What the Evidence Does Not Yet Show
Heart-2 enrolled 35 people. The median follow-up at the data cutoff was approximately nine months, with 15 participants followed for at least one year. These are early human data from a single-ascending-dose study, which is explicitly designed to test safety and tolerability first, pharmacodynamic response second. The numbers are not large enough and the follow-up is not long enough to draw conclusions about hard cardiovascular outcomes.

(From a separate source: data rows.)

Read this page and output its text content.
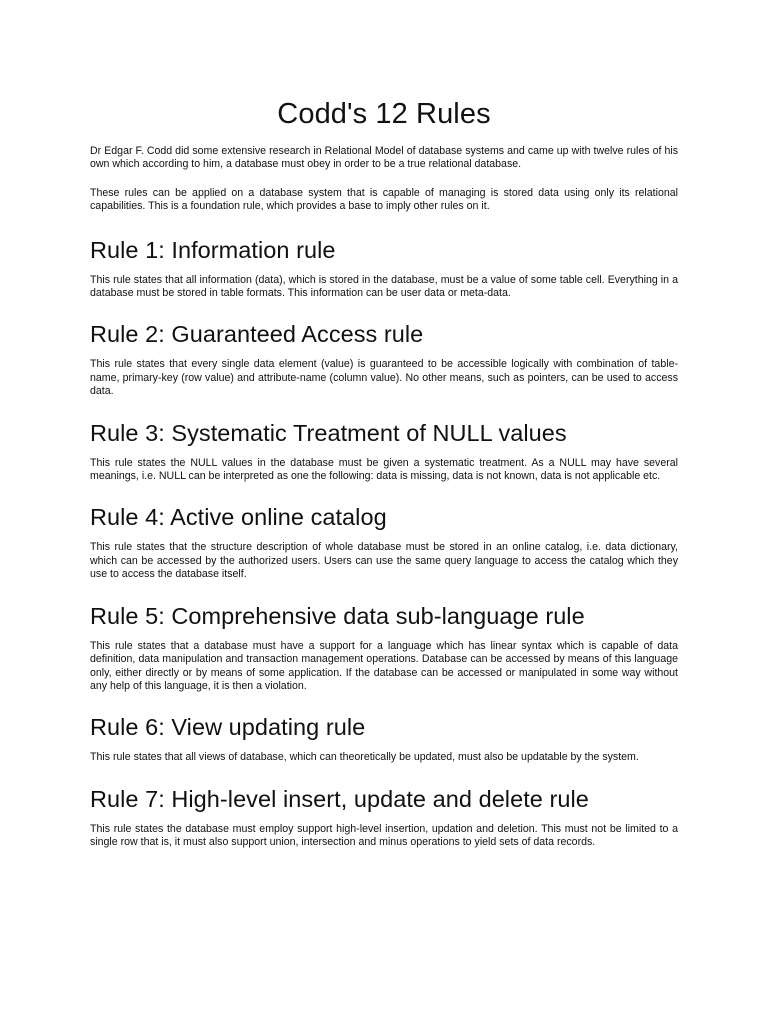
Codd's 12 Rules

Dr Edgar F. Codd did some extensive research in Relational Model of database systems and came up with twelve rules of his own which according to him, a database must obey in order to be a true relational database.

These rules can be applied on a database system that is capable of managing is stored data using only its relational capabilities. This is a foundation rule, which provides a base to imply other rules on it.

Rule 1: Information rule

This rule states that all information (data), which is stored in the database, must be a value of some table cell. Everything in a database must be stored in table formats. This information can be user data or meta-data.

Rule 2: Guaranteed Access rule

This rule states that every single data element (value) is guaranteed to be accessible logically with combination of table-name, primary-key (row value) and attribute-name (column value). No other means, such as pointers, can be used to access data.

Rule 3: Systematic Treatment of NULL values

This rule states the NULL values in the database must be given a systematic treatment. As a NULL may have several meanings, i.e. NULL can be interpreted as one the following: data is missing, data is not known, data is not applicable etc.

Rule 4: Active online catalog

This rule states that the structure description of whole database must be stored in an online catalog, i.e. data dictionary, which can be accessed by the authorized users. Users can use the same query language to access the catalog which they use to access the database itself.

Rule 5: Comprehensive data sub-language rule

This rule states that a database must have a support for a language which has linear syntax which is capable of data definition, data manipulation and transaction management operations. Database can be accessed by means of this language only, either directly or by means of some application. If the database can be accessed or manipulated in some way without any help of this language, it is then a violation.

Rule 6: View updating rule

This rule states that all views of database, which can theoretically be updated, must also be updatable by the system.

Rule 7: High-level insert, update and delete rule

This rule states the database must employ support high-level insertion, updation and deletion. This must not be limited to a single row that is, it must also support union, intersection and minus operations to yield sets of data records.
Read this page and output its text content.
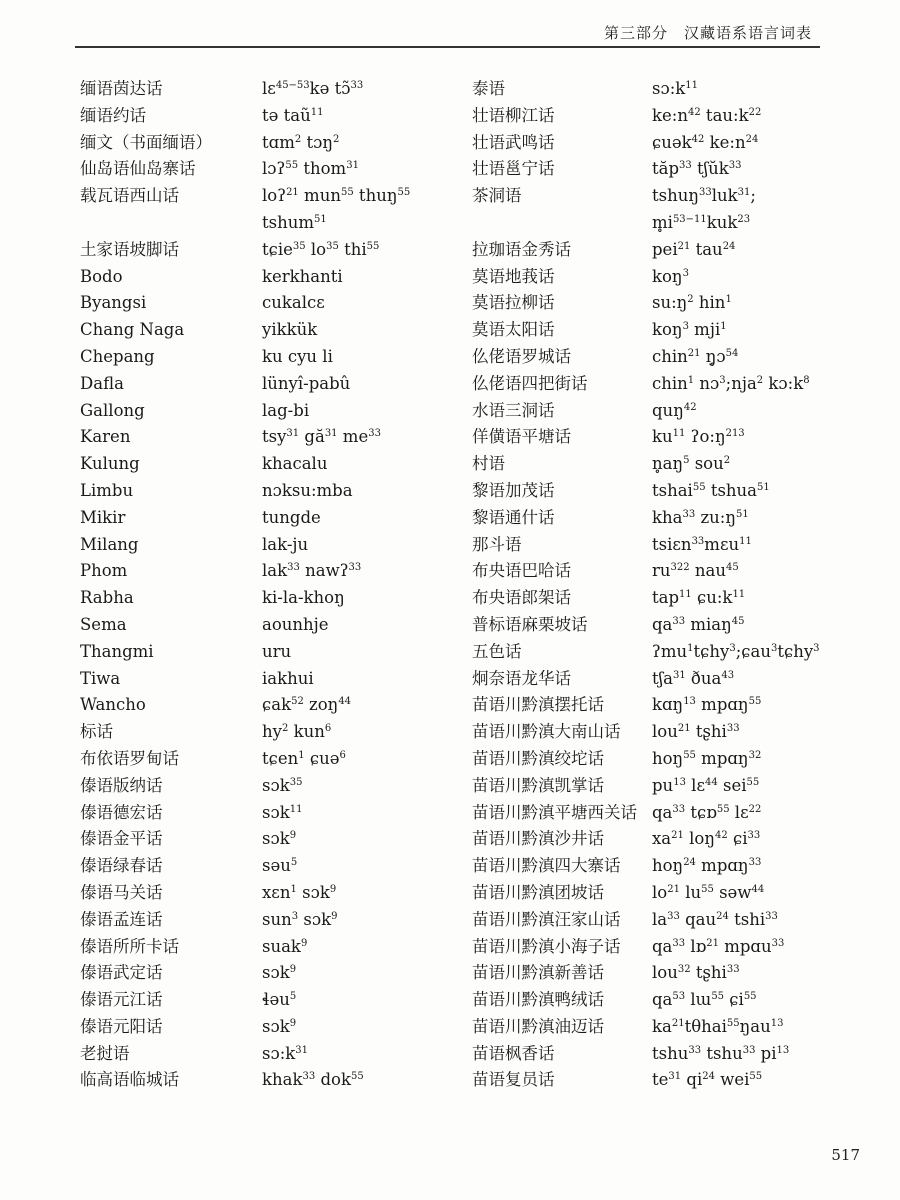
第三部分　汉藏语系语言词表
缅语茵达话
缅语约话
缅文（书面缅语）
仙岛语仙岛寨话
载瓦语西山话
土家语坡脚话
Bodo
Byangsi
Chang Naga
Chepang
Dafla
Gallong
Karen
Kulung
Limbu
Mikir
Milang
Phom
Rabha
Sema
Thangmi
Tiwa
Wancho
标话
布依语罗甸话
傣语版纳话
傣语德宏话
傣语金平话
傣语绿春话
傣语马关话
傣语孟连话
傣语所所卡话
傣语武定话
傣语元江话
傣语元阳话
老挝语
临高语临城话
lɛ$^{45-53}$kə tɔ̃$^{33}$
tə taũ$^{11}$
tɑm$^2$ tɔŋ$^2$
lɔʔ$^{55}$ thom$^{31}$
loʔ$^{21}$ mun$^{55}$ thuŋ$^{55}$
tshum$^{51}$
tɕie$^{35}$ $lo^{35}$ thi$^{55}$
kerkhanti
cukalcɛ
yikkük
ku cyu li
lünyî-pabû
lag-bi
tsy$^{31}$ $gă^{31}$ $me^{33}$
khacalu
nɔksu:mba
tungde
lak-ju
lak$^{33}$ nawʔ$^{33}$
ki-la-khoŋ
aounhje
uru
iakhui
ɕak$^{52}$ zoŋ$^{44}$
$hy^2$ kun$^6$
tɕen$^1$ ɕuə$^6$
sɔk$^{35}$
sɔk$^{11}$
sɔk$^9$
səu$^5$
xɛn$^1$ sɔk$^9$
sun$^3$ sɔk$^9$
suak$^9$
sɔk$^9$
ɬəu$^5$
sɔk$^9$
$sɔ:k^{31}$
khak$^{33}$ dok$^{55}$
泰语
壮语柳江话
壮语武鸣话
壮语邕宁话
茶洞语
拉珈语金秀话
莫语地莪话
莫语拉柳话
莫语太阳话
仫佬语罗城话
仫佬语四把街话
水语三洞话
佯僙语平塘话
村语
黎语加茂话
黎语通什话
那斗语
布央语巴哈话
布央语郎架话
普标语麻栗坡话
五色话
炯奈语龙华话
苗语川黔滇摆托话
苗语川黔滇大南山话
苗语川黔滇绞坨话
苗语川黔滇凯掌话
苗语川黔滇平塘西关话
苗语川黔滇沙井话
苗语川黔滇四大寨话
苗语川黔滇团坡话
苗语川黔滇汪家山话
苗语川黔滇小海子话
苗语川黔滇新善话
苗语川黔滇鸭绒话
苗语川黔滇油迈话
苗语枫香话
苗语复员话
$sɔ:k^{11}$
$ke:n^{42}$ $tau:k^{22}$
ɕuək$^{42}$ $ke:n^{24}$
tăp$^{33}$ tʃŭk$^{33}$
tshuŋ$^{33}$luk$^{31}$;
$m̥i^{53-11}kuk^{23}$
pei$^{21}$ tau$^{24}$
koŋ$^3$
$su:ŋ^2$ hin$^1$
koŋ$^3$ mji$^1$
chin$^{21}$ ŋ̥ɔ$^{54}$
chin$^1$ nɔ$^3$;nja$^2$ $kɔ:k^8$
quŋ$^{42}$
$ku^{11}$ $ʔo:ŋ^{213}$
$n̥aŋ^5$ sou$^2$
tshai$^{55}$ tshua$^{51}$
kha$^{33}$ $zu:ŋ^{51}$
tsiɛn$^{33}$mɛu$^{11}$
$ru^{322}$ nau$^{45}$
tap$^{11}$ $ɕu:k^{11}$
$qa^{33}$ miaŋ$^{45}$
ʔmu$^1$tɕhy$^3$;ɕau$^3$tɕhy$^3$
tʃa$^{31}$ ðua$^{43}$
kɑŋ$^{13}$ mpɑŋ$^{55}$
lou$^{21}$ tʂhi$^{33}$
hoŋ$^{55}$ mpɑŋ$^{32}$
$pu^{13}$ lɛ$^{44}$ sei$^{55}$
$qa^{33}$ tɕɒ$^{55}$ lɛ$^{22}$
$xa^{21}$ loŋ$^{42}$ ɕi$^{33}$
hoŋ$^{24}$ mpɑŋ$^{33}$
$lo^{21}$ $lu^{55}$ səw$^{44}$
$la^{33}$ qau$^{24}$ tshi$^{33}$
$qa^{33}$ lɒ$^{21}$ mpɑu$^{33}$
lou$^{32}$ tʂhi$^{33}$
$qa^{53}$ lɯ$^{55}$ ɕi$^{55}$
$ka^{21}t\theta hai^{55}ŋau^{13}$
tshu$^{33}$ tshu$^{33}$ $pi^{13}$
$te^{31}$ $qi^{24}$ wei$^{55}$
517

Phase 2 enrollment, announced for later this year, will expand the participant population and provide more robust data on durability, dose optimization, and safety in a broader group. Participants in Heart-2 are expected to enroll in a long-term follow-up study lasting up to 15 years, which will eventually provide the kind of evidence needed to evaluate whether sustained PCSK9 silencing via base editing actually reduces heart attacks and strokes at the level that genetic epidemiology would predict.
Open questions also remain about the base editing technology itself. Off-target editing, the risk that the adenine base editor converts unintended nucleotides elsewhere in the genome, is an active area of scrutiny across the field. The lipid nanoparticle delivery technology is liver-specific by design, which reduces but does not eliminate the possibility of off-target activity in other tissues. Early human data from Heart-2 did not reveal safety signals, but the follow-up required to characterize rare or long-latency effects is measured in years, not months.
The most precise statement the current evidence supports is this: in a small group of high-risk adults, a single dose of VERVE-102 produced large and durable reductions in PCSK9 and LDL-C, with no serious adverse events, for up to 18 months. That is a meaningful result. What it eventually becomes depends on trials that have not yet been completed.